Over the past day the oil market has seen the following changes in the positions of market participants:

 

According to CME Group data, open interest on put/call contracts remained virtually unchanged compared to yesterday and amounted to 1.380 (yesterday the ratio was 1.383).

 

Today the open interest on oil contracts is 1167186 for call options, and 8846086 for put options. But the put/call volume ratio has changed more noticeably: yesterday it was 0.989, today it has grown to 1.089. It can be assumed that the prices have some support in the market and in case the price goes down these movements will probably be bought back.

 

Contracts for difference on Brent today also have more chances for growth, with the buy/sell ratio averaging 65/35.

 

Yesterday, at the close of the US session, the American Petroleum Institute (API) released updated data on weekly US crude oil inventories, which amounted to 0.914 million barrels. Last week, inventories stood at 2.264 million barrels.
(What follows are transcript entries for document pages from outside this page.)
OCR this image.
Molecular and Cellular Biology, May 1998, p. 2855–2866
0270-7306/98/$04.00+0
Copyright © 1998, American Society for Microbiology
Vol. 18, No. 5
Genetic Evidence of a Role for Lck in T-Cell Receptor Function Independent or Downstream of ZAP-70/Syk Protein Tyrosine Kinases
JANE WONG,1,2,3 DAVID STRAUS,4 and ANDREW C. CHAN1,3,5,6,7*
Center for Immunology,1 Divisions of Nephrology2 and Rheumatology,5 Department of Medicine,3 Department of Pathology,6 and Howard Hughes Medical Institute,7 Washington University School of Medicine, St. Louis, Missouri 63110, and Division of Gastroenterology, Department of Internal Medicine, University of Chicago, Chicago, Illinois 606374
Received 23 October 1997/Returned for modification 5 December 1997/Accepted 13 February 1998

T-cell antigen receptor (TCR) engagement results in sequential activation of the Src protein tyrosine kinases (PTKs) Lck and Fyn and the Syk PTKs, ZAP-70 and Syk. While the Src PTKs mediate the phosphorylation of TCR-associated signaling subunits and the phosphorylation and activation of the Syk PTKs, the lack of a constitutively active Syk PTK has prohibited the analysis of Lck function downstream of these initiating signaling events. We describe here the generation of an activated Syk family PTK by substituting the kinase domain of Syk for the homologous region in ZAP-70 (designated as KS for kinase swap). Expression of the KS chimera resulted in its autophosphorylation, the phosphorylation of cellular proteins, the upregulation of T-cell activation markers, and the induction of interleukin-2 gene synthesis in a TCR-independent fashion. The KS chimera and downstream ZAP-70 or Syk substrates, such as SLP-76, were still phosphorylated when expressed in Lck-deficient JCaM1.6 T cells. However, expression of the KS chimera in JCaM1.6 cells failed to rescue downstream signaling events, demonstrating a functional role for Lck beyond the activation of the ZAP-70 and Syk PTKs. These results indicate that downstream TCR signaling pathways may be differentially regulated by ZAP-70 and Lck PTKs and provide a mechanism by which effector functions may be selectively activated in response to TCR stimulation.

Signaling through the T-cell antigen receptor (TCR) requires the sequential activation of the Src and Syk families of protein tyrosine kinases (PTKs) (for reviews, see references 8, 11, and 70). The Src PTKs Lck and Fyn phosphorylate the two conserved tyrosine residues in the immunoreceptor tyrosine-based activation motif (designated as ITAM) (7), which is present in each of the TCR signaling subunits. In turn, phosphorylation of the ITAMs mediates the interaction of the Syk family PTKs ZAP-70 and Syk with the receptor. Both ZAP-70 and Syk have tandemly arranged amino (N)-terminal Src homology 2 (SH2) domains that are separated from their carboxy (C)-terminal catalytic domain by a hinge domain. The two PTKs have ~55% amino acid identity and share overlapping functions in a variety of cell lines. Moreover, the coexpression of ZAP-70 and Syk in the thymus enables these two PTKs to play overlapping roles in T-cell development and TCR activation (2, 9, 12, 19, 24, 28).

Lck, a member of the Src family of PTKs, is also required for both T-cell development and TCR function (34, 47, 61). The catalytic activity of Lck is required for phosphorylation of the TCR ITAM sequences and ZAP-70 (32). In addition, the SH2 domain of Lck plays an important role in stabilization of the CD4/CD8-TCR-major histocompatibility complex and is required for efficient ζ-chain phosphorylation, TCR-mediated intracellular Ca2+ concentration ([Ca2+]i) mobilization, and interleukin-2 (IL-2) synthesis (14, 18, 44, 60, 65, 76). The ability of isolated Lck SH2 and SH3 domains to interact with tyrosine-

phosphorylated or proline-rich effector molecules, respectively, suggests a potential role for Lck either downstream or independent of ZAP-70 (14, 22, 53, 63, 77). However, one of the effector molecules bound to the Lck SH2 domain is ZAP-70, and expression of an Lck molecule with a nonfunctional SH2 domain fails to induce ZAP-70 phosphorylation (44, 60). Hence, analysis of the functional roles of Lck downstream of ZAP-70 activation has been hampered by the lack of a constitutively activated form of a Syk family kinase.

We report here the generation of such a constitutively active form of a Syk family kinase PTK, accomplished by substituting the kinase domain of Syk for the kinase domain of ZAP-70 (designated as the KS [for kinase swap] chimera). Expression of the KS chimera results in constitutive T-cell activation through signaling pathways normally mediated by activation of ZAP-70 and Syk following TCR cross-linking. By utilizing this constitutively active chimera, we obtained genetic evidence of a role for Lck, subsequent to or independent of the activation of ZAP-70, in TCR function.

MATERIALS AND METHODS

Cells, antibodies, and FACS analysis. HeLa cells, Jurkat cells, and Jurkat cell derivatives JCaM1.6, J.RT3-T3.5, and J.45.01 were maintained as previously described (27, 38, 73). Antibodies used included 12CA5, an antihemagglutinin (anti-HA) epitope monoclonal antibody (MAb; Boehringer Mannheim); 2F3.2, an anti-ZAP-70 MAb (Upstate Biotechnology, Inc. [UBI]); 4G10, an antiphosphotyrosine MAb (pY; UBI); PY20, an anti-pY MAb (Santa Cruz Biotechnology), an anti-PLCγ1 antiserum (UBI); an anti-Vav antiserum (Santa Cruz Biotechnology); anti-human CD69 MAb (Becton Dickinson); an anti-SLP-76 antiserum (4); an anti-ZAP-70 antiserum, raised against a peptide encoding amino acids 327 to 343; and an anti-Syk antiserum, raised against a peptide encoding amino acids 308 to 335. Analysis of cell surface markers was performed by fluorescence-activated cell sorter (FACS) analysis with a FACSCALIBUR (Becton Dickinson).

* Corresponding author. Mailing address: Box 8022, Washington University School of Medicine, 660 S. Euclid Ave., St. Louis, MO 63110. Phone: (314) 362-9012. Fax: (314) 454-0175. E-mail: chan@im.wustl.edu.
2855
Such a decrease is not significant, but still provides some support to prices on the world oil market, including Brent.

 

Also today, after the opening of the US session, the weekly data on US crude oil inventories and excessive oil stockpiles will be published, which will have an impact on the oil prices.

 

As a result, it can be concluded that the positive Brent price growth sentiment prevails on the market, but the risk of a medium-term downward price correction still remains.

 

The final recommendation is to buy Brent with a limit order when the price falls to the level of $84.25 per barrel.

The profit could be fixed at the level of 84.8. The Stop loss could be placed at 84.0.

It’s suggested to limit the trading volume to no more than 2% of your deposit funds.